Recent research findings show that botulinum toxin administered for various medical indications extends beyond control of the intended disease states, offering an antidepressant effect.
From migraines to muscle spasticity, the medical applications of botulinum toxin (BoNT) run far deeper than mere aesthetics. While there is some evidence that the injectable’s wrinkle-relaxing outcomes create a facial feedback effect for a more positive emotional state, a recent study suggests that BoNT may be a legitimate antidepressant.
The study, “Postmarketing safety surveillance data reveals antidepressant effects of botulinum toxin across various indications and injection sites,” published last month in Scientific Reports, suggests that botulinum neurotoxins not only offer a significant antidepressant effect, but the benefits are not injection-site dependent.
In psychology, the facial feedback effect suggests that facial expressions affect emotional experience. Applying this to aesthetic medicine, the theory is that by using BoNT to manipulate facial muscles to express a happier state, people feel better about themselves.
To pursue this line of reasoning, over the last several years, researchers have conducted clinical trials specifically to evaluate Botox injections into the glabella for depression. Although early trials showed positive results, Phase II results came up short.
The researchers who implemented the postmarketing study took note of the variability of results of previous glabellar studies, which had limitations including small numbers of patients, expected cosmetic outcomes from treatment, and an unknown mechanism of effect. In their design, they addressed all by significantly increasing the patient pool and including both aesthetic and functional BoNT treatment.
“These trials were flawed by the impossibility to reliably blind patients for treatment allocation and control for placebo and nocebo effects,” write the study authors. “Our study overcomes these objections as it shows antidepressant effects of BoNT injections in the absence of expectations in this regard.”
Researchers collected a total of 13,313,287 reports from the adverse event reporting system (AERS; January 2004 to August 2012) and the FDA AERS (FAERS; September 2012 to December 2019). Included reports were defined as “an adverse event of a depression or depressive disorder related adverse event,” using a series of MedDRA terms. The number of reports dropped to 12,185,458 after researchers eliminated confounding factors, including those indicating that patients were treated for depression specifically or taking antidepressants.
They defined eight cohorts of patients who received treatment with onabotulinumtoxinA, abobotulinumtoxinA, incobotulinumtoxinA, or rimabotulinumtoxinB according to the following treatments:
Researchers divided each of the eight cohorts into two groups: those who were treated with BoNT (n = 20,684) and those who were not (control; n = 1214).
Researchers found that compared to the control group, patients who received BoNT treatment had a significantly lower incidence of depression and depression-related AE reports in six of the eight cohorts, including cosmetic, migraine, spasms and spasticity, torticollis and neck pain, blepharospasm, and hyperhidrosis. Although there were no reports of depression or depression-related AEs in the sialorrhea cohort, results were not significant due to small size, according to study authors.

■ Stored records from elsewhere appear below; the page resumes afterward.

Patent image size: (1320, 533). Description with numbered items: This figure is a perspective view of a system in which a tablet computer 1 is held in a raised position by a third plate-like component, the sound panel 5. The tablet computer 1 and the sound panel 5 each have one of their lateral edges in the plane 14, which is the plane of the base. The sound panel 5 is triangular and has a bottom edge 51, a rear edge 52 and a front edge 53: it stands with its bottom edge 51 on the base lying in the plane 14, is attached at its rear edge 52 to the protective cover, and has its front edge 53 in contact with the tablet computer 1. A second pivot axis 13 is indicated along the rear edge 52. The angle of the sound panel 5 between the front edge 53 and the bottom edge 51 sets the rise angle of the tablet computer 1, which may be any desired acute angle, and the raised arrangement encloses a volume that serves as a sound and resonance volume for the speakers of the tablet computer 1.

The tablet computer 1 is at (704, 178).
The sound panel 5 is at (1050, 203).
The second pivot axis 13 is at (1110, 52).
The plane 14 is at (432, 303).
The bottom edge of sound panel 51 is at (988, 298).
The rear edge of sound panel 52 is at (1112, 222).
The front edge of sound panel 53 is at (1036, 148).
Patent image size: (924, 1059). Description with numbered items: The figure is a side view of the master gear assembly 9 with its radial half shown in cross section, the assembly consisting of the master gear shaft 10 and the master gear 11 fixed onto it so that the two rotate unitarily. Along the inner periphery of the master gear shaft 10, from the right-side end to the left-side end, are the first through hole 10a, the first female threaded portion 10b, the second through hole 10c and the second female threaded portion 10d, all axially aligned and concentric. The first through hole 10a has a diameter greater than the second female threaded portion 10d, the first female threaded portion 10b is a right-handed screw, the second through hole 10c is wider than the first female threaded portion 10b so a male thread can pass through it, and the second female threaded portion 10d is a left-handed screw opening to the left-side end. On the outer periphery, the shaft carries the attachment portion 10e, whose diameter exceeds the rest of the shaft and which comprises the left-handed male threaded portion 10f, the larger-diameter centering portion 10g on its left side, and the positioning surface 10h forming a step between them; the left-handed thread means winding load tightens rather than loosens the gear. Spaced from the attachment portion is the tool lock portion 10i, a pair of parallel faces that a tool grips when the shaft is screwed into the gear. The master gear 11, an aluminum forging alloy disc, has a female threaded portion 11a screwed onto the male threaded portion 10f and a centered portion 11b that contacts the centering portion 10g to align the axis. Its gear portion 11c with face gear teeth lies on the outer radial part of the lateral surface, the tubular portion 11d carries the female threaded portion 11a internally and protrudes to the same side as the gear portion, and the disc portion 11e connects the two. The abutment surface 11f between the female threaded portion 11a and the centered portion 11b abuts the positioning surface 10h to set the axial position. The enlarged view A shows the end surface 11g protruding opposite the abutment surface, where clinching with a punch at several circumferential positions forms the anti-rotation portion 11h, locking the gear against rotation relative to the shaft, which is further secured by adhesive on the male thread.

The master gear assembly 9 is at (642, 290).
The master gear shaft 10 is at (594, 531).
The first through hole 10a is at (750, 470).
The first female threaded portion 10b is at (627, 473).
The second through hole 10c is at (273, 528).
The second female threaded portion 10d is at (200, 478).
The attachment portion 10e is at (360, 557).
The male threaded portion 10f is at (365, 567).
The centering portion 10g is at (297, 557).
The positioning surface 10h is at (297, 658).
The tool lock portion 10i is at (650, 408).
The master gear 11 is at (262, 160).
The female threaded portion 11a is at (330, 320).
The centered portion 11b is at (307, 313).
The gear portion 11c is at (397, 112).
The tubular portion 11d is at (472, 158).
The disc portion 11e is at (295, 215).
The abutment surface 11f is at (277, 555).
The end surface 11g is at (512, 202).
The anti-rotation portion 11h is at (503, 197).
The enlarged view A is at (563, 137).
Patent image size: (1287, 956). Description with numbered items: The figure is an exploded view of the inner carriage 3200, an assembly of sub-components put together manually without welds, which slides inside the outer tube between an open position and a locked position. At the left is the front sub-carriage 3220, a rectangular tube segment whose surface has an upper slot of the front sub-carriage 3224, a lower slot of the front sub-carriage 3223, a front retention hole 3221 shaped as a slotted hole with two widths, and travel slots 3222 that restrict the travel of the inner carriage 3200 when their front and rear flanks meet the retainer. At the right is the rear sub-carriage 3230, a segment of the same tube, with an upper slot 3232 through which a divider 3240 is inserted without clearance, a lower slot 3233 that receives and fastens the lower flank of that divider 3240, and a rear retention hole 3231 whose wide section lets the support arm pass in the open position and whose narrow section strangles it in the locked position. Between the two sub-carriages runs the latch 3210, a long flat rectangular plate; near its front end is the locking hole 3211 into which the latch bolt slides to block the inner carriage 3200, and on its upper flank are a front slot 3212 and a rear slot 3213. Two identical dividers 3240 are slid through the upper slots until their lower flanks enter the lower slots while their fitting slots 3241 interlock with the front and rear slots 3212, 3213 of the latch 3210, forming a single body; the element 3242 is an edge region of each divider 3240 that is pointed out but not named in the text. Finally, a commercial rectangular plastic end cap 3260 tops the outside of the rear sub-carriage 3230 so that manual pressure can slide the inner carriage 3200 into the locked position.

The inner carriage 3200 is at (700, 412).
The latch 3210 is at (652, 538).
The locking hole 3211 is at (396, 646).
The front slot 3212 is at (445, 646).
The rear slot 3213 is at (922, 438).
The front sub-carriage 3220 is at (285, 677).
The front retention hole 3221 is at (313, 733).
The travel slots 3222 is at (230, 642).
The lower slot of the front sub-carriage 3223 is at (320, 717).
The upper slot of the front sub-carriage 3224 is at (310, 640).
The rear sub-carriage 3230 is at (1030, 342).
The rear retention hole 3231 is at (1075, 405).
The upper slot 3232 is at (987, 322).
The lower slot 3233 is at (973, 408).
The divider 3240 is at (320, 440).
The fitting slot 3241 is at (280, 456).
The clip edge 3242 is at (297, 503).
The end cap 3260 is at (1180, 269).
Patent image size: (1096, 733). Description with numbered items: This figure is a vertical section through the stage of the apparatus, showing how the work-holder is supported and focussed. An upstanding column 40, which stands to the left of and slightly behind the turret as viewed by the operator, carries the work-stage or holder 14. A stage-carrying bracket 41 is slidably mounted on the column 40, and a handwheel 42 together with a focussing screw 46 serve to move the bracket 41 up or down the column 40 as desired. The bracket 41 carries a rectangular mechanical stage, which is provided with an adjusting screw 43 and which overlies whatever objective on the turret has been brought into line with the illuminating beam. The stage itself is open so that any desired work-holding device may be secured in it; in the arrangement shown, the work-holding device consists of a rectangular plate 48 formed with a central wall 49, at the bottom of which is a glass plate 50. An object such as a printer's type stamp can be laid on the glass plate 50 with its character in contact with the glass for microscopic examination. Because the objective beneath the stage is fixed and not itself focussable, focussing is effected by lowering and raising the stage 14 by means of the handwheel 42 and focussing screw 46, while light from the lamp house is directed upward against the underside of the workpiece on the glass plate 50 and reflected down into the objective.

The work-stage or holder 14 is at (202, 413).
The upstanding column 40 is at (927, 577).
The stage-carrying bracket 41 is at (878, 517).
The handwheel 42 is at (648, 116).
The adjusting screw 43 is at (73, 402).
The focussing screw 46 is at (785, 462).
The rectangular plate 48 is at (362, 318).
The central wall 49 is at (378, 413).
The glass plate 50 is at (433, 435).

“Our findings show that the antidepressant effect of BoNT administered for various indications goes beyond the control of the intended disease states and does not depend on the location of the injection,” according to study authors. “In this respect BoNT proves superior to the alternative treatment options summarized in the respective comparator group.”
Although researchers admit that they are unable to explain the antidepressant effect at a molecular level, they offer a few possibilities, including transneuronal transport, systemic distribution, distributed muscle stress memory, and even efficacy in the primary indication treatment.
While it remains to be seen if BoNT will be approved in upcoming phase III studies for depression, the authors believe their findings here support using it for the indication while also noting that treatment optimization will require a clear understanding of the mechanism of action.
Makunts T, Wollmer MA, Abagyan R. Postmarketing safety surveillance data reveals antidepressant effects of botulinum toxin across various indications and injection sites. Sci Rep. 2020;10(1):12851.